Even in the diverse landscape of Manhattan’s architecture, the intricate limestone building facing Park Ave at 22nd street is striking. It’s striking because it’s unusual, it’s unusual because of its distinctive architectural style. If it looks like it was inspired by the medieval guildhalls of Amsterdam and Haarlem, it’s because it was! Influenced by the 17th-century architecture of Northern Europe, especially Belgium, the style is described as Flemish, which stands for Flemish Renaissance Revival or Northern Renaissance Revival

The Flemish style was one of many revival styles used by 19th-century architects and gained popularity in the United States in the 1890s. It’s almost surprising that there are only a few Flemish Revival buildings in New York, given the city’s early history as a Dutch colony. The main identifiable feature of the Flemish Revival is its stepped gabled roof. 

The Church Missions House was designed for the Episcopal Church’s Missionary Society headquarters by Robert W. Gibson and Edward J. Neville Stent. With Cornelius Vanderbilt and J. Pierpont Morgan as major Missionary Society’s benefactors, the building’s cornerstone was laid in 1892 and completed in 1894.

The Missions House looks like a secular structure; sculptural groups in a frieze over the main entrance are the only detail that betrays its religious function. St. Augustine is preaching on the left, while Bishop Samuel Seabury, the first American Episcopal bishop, gives a sermon on the right. Both are delivering the word of God to the respective “barbarians” — English on the left, American on the right. 

St. Augustine and Bishop Samuel Seabury preaching

After the popular Netflix series Inventing Anna, the Church Missions House came into the national spotlight. Anna Sorokin/Delvey, a fake German heiress, selected it as the only building worthy of housing her exclusive social club. She failed, and the building now is a New York home for Fotografiska — a museum dedicated to the art of photography.

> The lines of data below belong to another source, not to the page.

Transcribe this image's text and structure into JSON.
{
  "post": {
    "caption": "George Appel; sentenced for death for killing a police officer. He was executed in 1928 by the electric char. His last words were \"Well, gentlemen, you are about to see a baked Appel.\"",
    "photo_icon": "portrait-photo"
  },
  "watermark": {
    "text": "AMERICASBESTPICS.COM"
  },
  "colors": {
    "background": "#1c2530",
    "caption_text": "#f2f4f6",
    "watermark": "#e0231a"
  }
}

One of the exquisitely designed museum interior spaces belonged to its restaurant—a victim of the pandemic that survived for just a couple of months in 2021. It was called Veronica after the 1st-century woman from Jerusalem. According to the legend, when Veronica witnessed Jesus carrying the cross to Calvary, she gave him her veil to wipe his forehead. When he returned the veil, the image of his face was miraculously captured on it. The Veil of Veronica became a relic, and Veronica — a patron saint of photography.

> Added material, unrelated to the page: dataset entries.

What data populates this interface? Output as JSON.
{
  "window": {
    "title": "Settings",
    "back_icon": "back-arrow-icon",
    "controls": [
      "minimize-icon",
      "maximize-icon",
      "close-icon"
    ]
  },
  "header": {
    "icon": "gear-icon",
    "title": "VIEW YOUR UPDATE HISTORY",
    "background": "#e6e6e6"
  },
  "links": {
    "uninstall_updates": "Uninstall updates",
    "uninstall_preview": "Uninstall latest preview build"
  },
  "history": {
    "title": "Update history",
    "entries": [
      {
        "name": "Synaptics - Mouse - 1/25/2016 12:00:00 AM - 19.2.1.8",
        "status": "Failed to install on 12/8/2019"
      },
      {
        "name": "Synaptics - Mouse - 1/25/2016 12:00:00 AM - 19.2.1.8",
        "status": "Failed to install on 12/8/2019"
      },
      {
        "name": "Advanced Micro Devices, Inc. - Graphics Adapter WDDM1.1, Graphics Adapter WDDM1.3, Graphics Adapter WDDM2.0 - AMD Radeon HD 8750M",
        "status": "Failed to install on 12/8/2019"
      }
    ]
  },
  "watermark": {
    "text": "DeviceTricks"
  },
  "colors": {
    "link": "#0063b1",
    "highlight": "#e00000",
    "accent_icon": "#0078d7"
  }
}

Another notable interior space, the museum’s secret Chapel Bar, is still there but is not accessible by the general public. One would have to acquire the top tier level of the museum membership, becoming the museum patron, to gain entrance. The 19th-century missionaries would most likely be disappointed with such a display of privilege; Anna Delvey, on the other hand, would undoubtedly feel proud.